А еще через некоторое время проговорил угрожающе:
— Ты, вижу, брехню всякую слушаешь, трешься черт знает меж кого. С теперешнего дня чтоб из дому ни шагу, потому нечего… Послушаешь еще у меня Федота или кого… на себя пеняй.
Однако колхоз не развалился. В тот же год, еще до снега, отстроили новый скотный двор. Сам Веселов с утра до вечера таскал сырые желтоватые сосновые бревна, показывая пример остальным. Потом уже зимой начали артелью строить дома погоревшим колхозникам. К февралю у всех, кроме председателя, было новое жилье. Первым делом в нем клали печи, а затем уж штукатурили изнутри и белили. Покраску полов оставляли на лето.
Потом быстро, в несколько дней, построили дом и Веселову.
— Смотри-ка! Будто из-под земли избы вырастают! — изумленно покачивал головой Игнат Исаев.
— Миром-то дом поставить — нагнуться да выпрямиться… — рассуждал Кузьма Разинкин. — Чего же тут хитрого? Это в одиночку когда строишься — все жилы надорвешь, потом захлебнешься…
Иные уже поговаривали так:
— А может, оно и вообще в колхозе…
— Чего, чего?
— Ну, как с домами… На своей полосе-то я день и ночь гнусь. А в артели — работа спорей и гулять веселей.
— Так иди, записывайся к Веселову, чем язык трепать при людях.
— Ишь ты, скорый какой. Тут все-таки поразмыслить надо…
И люди размышляли. А поразмыслив, по одному вступали в колхоз.
Григорий настороженно прислушивался к таким разговорам, иногда отваживался вставить: «В колхозе — кто смел, тот два съел. А коль робок да неудал — и одного не достал…» Или: «Из общей колоды свиньи жрут только. Попотел на полосе, зато все, что бог дал, — твое…»
Но Григория почему-то даже единоличники не слушали, поддерживали разговор с ним неохотно и старались как можно быстрей разойтись.
Весной Григорий понял, что напрасно мечтал о бывших своих землях. И по мере того как подсыхали пашни, Бородин мрачнел.
— Черт, ведь опять на камнях сеять придется! Хоть бы лошаденку еще одну — все побольше расковырял бы… Дернуло меня продать коня, про раскулачивание не слышно что-то. Постращали только разговорами.
Поехал по окрестным деревням присмотреть коня, избегая на всякий случай того села, где встретился с Зеркаловым. Знал: купить сейчас лошадь — дело трудное. Разве только у какого-нибудь конокрада. И, осторожно выпытывая у мужиков-единоличников, нашел, кого искал. Но конокрад заломил такую цену, что у Григория екнуло в животе.
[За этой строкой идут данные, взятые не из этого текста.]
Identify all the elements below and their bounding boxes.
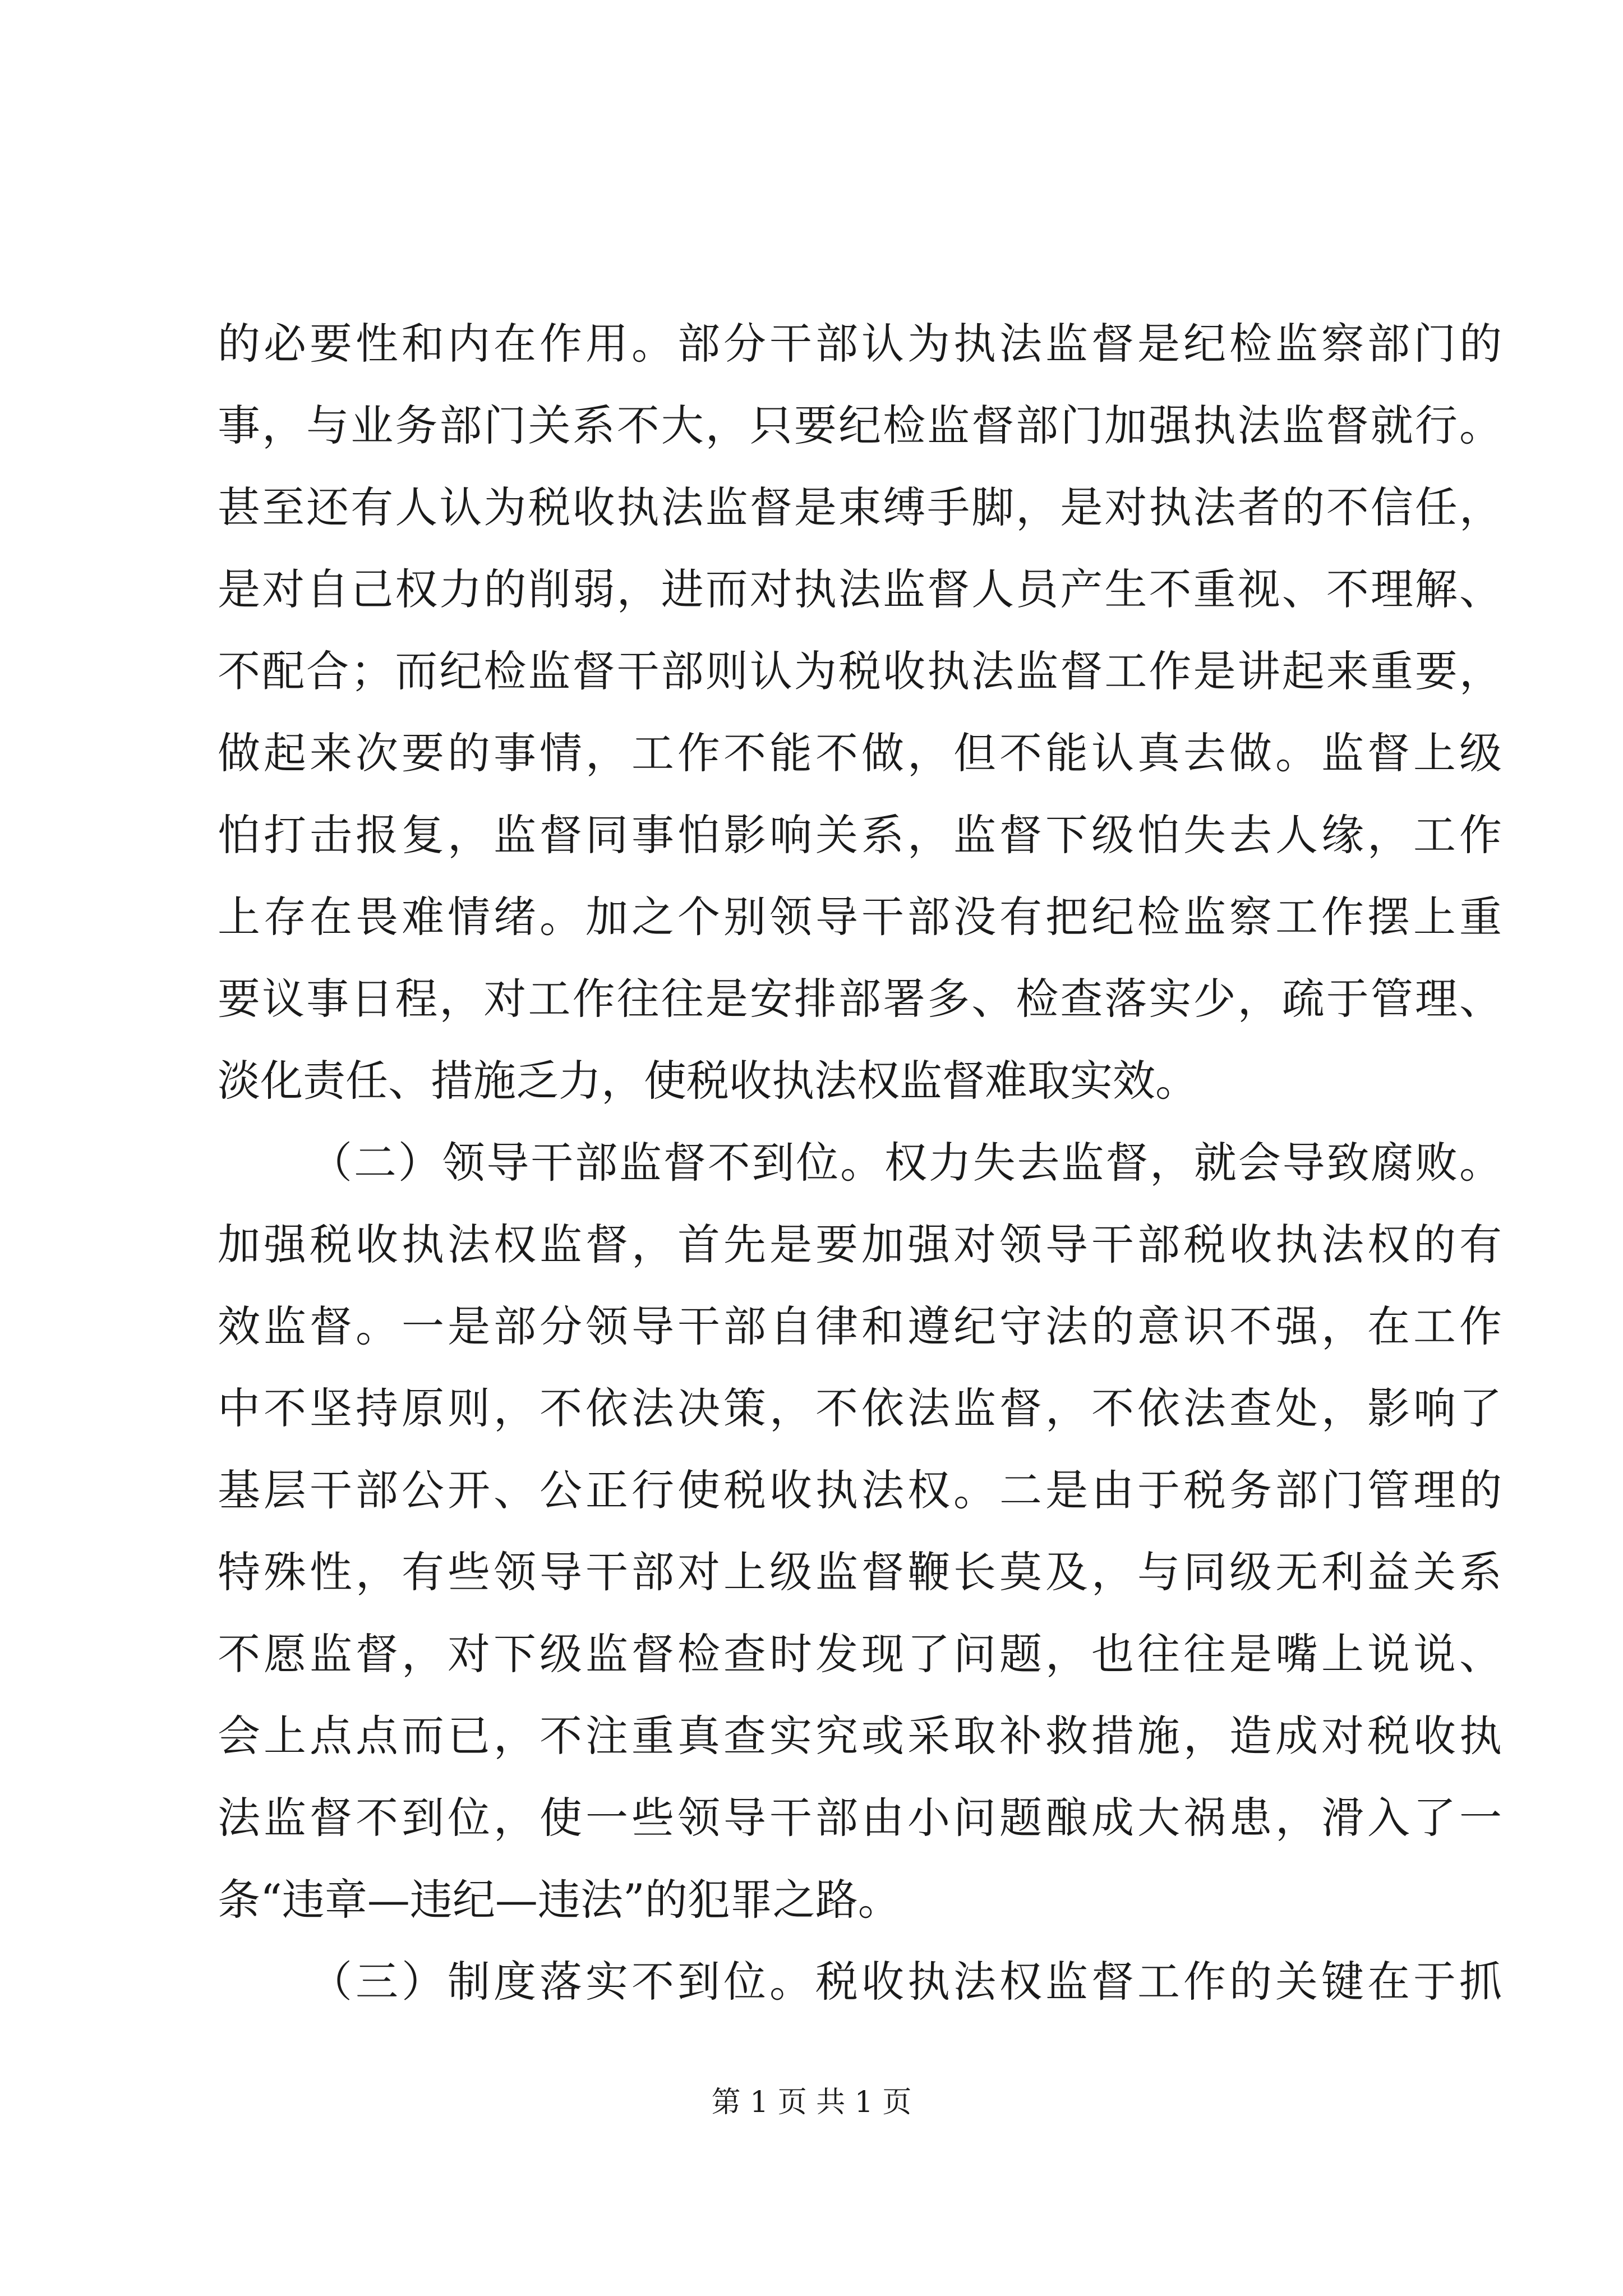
- paragraph: [218, 303, 1502, 1122]
- text-line: 法监督不到位，使一些领导干部由小问题酿成大祸患，滑入了一: [218, 1793, 1502, 1843]
- text-line: 会上点点而已，不注重真查实究或采取补救措施，造成对税收执: [218, 1711, 1502, 1761]
- text-line: 淡化责任、措施乏力，使税收执法权监督难取实效。: [218, 1056, 1198, 1106]
- paragraph: [218, 1941, 1502, 2023]
- text-line: 中不坚持原则，不依法决策，不依法监督，不依法查处，影响了: [218, 1383, 1502, 1433]
- text-line: 事，与业务部门关系不大，只要纪检监督部门加强执法监督就行。: [218, 401, 1502, 450]
- text-line: 加强税收执法权监督，首先是要加强对领导干部税收执法权的有: [218, 1220, 1502, 1269]
- page-number-label: 第 1 页 共 1 页: [711, 2086, 912, 2119]
- document-body: [218, 303, 1502, 2023]
- text-line: 上存在畏难情绪。加之个别领导干部没有把纪检监察工作摆上重: [218, 892, 1502, 942]
- text-line: 不愿监督，对下级监督检查时发现了问题，也往往是嘴上说说、: [218, 1629, 1502, 1679]
- page-footer: [0, 2080, 1623, 2125]
- text-line: （三）制度落实不到位。税收执法权监督工作的关键在于抓: [310, 1957, 1502, 2007]
- text-line: 是对自己权力的削弱，进而对执法监督人员产生不重视、不理解、: [218, 564, 1502, 614]
- text-line: 条“违章—违纪—违法”的犯罪之路。: [218, 1875, 901, 1925]
- text-line: 做起来次要的事情，工作不能不做，但不能认真去做。监督上级: [218, 728, 1502, 778]
- text-line: 特殊性，有些领导干部对上级监督鞭长莫及，与同级无利益关系: [218, 1547, 1502, 1597]
- paragraph: [218, 1122, 1502, 1941]
- text-line: 不配合；而纪检监督干部则认为税收执法监督工作是讲起来重要，: [218, 646, 1502, 696]
- text-line: 要议事日程，对工作往往是安排部署多、检查落实少，疏于管理、: [218, 974, 1502, 1024]
- text-line: 基层干部公开、公正行使税收执法权。二是由于税务部门管理的: [218, 1465, 1502, 1515]
- text-line: 的必要性和内在作用。部分干部认为执法监督是纪检监察部门的: [218, 319, 1502, 369]
- text-line: 甚至还有人认为税收执法监督是束缚手脚，是对执法者的不信任，: [218, 482, 1502, 532]
- text-line: （二）领导干部监督不到位。权力失去监督，就会导致腐败。: [310, 1138, 1502, 1188]
- text-line: 怕打击报复，监督同事怕影响关系，监督下级怕失去人缘，工作: [218, 810, 1502, 860]
- text-line: 效监督。一是部分领导干部自律和遵纪守法的意识不强，在工作: [218, 1301, 1502, 1351]
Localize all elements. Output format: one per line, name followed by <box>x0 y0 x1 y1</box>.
Он еще поездил по селам, но безуспешно. Снова отыскал прежнего конокрада.
— Конь-то хоть издалека?
— Может, сблизи… Главное, хозяин уже не объявится.
— Как?
— Он путешествовать уехал, — усмехнулся конокрад.
Еще поколебавшись, Бородин решился. Но тут его ждал новый удар.
Конокрад, взяв пачку денег, полученную когда-то Григорием от Зеркалова, послюнявил толстый палец и начал пересчитывать. Потом вдруг выхватил из пачки одну бумажку, посмотрел на свет… Вытащил вторую, третью… И бросил все деньги прямо в лицо Григорию со словами:
— Поищи дураков в другом месте.
— Ты… ты чего?
— Фальшивые деньги… С ними в нужник разве. Да и то… жесткие больно. А конь хоть краденый, да настоящий… Понял?
Случись сейчас чудо, появись Зеркалов — Бородин обрадовался бы. Принародно, не остерегаясь людей, Григорий схватил бы его намертво за горло, как Лопатина когда-то.
Снова пришлось Бородину пахать, сеять, косить и молотить на одной лошаденке.

2

С каждым месяцем все меньше насчитывалось в Локтях единоличников. Вот уж их осталось, кроме Григория, три человека — Игнат Исаев, Кузьма Разинкин да Демьян Сухов. Собравшись вместе, они что-то горячо обсуждали, ругали кого-то.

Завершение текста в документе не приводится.